About the Lancet Countdown South America

The Lancet Countdown: Health and Climate Change in South America is tracking the connections between public health and climate change across South America.

Our Work

Climate change is threatening the health of populations across South America, intensifying storms and extreme weather events, affecting crop production, worsening flood and drought, altering the spread of infectious diseases including Dengue fever, and exacerbating poverty, migration and mental ill-health. Crucially the response to climate change could bring unprecedented benefits for human health, with cleaner air, healthier diets, and more liveable cities.

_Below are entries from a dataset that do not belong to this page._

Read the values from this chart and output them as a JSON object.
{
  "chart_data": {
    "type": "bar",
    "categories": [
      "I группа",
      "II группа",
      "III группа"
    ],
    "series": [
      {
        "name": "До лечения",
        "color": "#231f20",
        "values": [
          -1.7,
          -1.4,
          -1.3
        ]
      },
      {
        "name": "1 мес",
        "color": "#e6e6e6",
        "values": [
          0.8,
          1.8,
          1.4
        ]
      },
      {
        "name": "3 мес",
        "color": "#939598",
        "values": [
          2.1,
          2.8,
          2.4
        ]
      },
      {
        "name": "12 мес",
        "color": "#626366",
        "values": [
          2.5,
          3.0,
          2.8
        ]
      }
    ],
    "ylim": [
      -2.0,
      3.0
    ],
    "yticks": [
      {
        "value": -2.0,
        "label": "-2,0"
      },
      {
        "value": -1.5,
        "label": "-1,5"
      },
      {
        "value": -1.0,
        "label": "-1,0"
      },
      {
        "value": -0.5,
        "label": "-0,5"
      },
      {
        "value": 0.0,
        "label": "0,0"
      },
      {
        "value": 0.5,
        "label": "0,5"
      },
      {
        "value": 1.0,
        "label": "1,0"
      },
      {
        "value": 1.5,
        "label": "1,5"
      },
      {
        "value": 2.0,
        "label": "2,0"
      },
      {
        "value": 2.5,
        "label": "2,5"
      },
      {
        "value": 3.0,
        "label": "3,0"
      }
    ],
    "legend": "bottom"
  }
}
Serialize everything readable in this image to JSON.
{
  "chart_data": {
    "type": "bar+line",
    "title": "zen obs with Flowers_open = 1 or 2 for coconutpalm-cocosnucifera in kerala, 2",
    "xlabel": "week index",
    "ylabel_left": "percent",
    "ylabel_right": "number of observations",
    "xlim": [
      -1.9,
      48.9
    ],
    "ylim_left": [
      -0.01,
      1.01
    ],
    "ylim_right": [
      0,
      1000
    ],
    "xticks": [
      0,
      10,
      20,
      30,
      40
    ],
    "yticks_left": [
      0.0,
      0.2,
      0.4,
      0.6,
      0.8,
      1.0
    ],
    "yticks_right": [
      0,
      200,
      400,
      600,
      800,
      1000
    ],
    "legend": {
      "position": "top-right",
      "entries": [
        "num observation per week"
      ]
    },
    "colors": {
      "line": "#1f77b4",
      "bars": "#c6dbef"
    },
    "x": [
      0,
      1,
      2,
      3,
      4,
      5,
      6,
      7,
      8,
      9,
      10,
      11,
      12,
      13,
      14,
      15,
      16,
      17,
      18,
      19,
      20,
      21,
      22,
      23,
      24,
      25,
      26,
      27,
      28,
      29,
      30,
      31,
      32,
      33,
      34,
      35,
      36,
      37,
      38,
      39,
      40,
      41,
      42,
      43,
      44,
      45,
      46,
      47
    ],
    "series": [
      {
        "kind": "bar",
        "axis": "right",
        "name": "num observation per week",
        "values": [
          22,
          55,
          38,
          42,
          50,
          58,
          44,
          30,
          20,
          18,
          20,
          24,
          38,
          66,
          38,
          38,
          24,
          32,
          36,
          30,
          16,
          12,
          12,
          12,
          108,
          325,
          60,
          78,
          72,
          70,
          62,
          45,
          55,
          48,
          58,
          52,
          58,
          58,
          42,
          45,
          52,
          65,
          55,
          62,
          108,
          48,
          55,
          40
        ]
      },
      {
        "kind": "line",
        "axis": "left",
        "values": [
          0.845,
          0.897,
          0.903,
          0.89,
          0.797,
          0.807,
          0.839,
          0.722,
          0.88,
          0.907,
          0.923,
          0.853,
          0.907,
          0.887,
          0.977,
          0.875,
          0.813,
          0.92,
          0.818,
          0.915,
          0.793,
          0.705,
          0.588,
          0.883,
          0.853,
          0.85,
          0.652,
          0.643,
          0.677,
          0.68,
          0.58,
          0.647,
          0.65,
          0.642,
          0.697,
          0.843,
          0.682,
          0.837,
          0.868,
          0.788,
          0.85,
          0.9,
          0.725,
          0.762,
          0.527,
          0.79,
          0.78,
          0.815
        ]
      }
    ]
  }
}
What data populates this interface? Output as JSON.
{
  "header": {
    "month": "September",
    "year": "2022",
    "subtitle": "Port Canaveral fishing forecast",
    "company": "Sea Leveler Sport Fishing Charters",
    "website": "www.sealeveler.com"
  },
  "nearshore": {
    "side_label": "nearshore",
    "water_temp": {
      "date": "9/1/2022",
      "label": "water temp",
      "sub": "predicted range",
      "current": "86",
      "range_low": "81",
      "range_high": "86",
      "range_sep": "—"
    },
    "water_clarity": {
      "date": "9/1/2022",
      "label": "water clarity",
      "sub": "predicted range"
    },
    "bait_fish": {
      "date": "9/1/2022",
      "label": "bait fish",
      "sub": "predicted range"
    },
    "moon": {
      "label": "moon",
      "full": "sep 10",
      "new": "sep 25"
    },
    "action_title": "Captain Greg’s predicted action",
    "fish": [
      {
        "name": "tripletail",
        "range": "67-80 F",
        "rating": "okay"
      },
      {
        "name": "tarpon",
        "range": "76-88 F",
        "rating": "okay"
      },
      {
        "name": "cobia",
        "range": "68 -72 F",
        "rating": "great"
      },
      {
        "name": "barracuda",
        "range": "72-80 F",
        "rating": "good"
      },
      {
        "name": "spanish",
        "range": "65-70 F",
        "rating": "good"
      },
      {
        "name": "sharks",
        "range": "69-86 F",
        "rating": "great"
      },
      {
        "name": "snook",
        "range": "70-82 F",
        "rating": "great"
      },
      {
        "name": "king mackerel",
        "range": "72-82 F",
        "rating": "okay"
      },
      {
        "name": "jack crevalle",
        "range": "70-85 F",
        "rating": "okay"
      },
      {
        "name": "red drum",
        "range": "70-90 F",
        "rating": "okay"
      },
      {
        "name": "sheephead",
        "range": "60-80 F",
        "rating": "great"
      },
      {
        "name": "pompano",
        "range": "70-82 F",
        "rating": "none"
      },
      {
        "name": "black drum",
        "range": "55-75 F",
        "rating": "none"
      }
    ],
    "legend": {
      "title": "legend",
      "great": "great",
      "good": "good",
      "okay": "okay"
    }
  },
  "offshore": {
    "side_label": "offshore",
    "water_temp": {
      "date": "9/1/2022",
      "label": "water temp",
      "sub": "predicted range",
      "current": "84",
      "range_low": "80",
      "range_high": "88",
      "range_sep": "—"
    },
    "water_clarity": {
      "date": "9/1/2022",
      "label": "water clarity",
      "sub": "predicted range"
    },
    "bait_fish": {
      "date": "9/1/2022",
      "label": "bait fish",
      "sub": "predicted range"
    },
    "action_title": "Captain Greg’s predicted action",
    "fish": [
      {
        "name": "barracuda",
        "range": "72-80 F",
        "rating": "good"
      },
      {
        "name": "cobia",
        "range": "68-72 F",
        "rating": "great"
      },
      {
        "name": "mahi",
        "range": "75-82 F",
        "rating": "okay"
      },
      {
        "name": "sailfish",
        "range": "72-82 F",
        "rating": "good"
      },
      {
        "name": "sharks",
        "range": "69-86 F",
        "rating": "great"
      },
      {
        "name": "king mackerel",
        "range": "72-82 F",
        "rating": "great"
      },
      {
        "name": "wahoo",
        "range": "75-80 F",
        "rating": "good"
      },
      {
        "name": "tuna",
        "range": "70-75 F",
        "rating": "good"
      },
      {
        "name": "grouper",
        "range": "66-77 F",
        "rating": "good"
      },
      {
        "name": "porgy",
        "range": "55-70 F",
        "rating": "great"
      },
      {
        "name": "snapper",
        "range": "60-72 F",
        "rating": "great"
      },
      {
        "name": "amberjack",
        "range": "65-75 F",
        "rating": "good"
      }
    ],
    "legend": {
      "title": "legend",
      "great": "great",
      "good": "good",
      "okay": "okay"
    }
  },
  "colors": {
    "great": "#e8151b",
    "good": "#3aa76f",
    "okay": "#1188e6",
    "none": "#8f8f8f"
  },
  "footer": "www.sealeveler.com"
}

The Lancet Countdown: Health and Climate Change in South America exists to track both the effects of climate change on human wellbeing and the national and local response, monitoring a transition from threat to opportunity.

South America has a diverse range of climates and populations, from the Caribbean coast and Amazon rainforest, to the glaciers of Patagonia. The Lancet Countdown South America works to ensure that health is at the centre of how governments across the continent understand and respond to climate change. This ranges from ensuring policymakers have access to high-quality evidence-based guidance, through to providing the health profession with the tools they need to improve public health.

Our Structure and History

With the aim of promoting national-level research and ensuring that policymakers around the world recognise the health benefits of a robust response to climate change the Lancet Countdown is establishing new offices around the globe.

The Lancet Countdown South America  launched in May 2020 and is the regional centre of the global Lancet Countdown, based within the Clima centre at Cayetano Heredia University in Lima, Peru.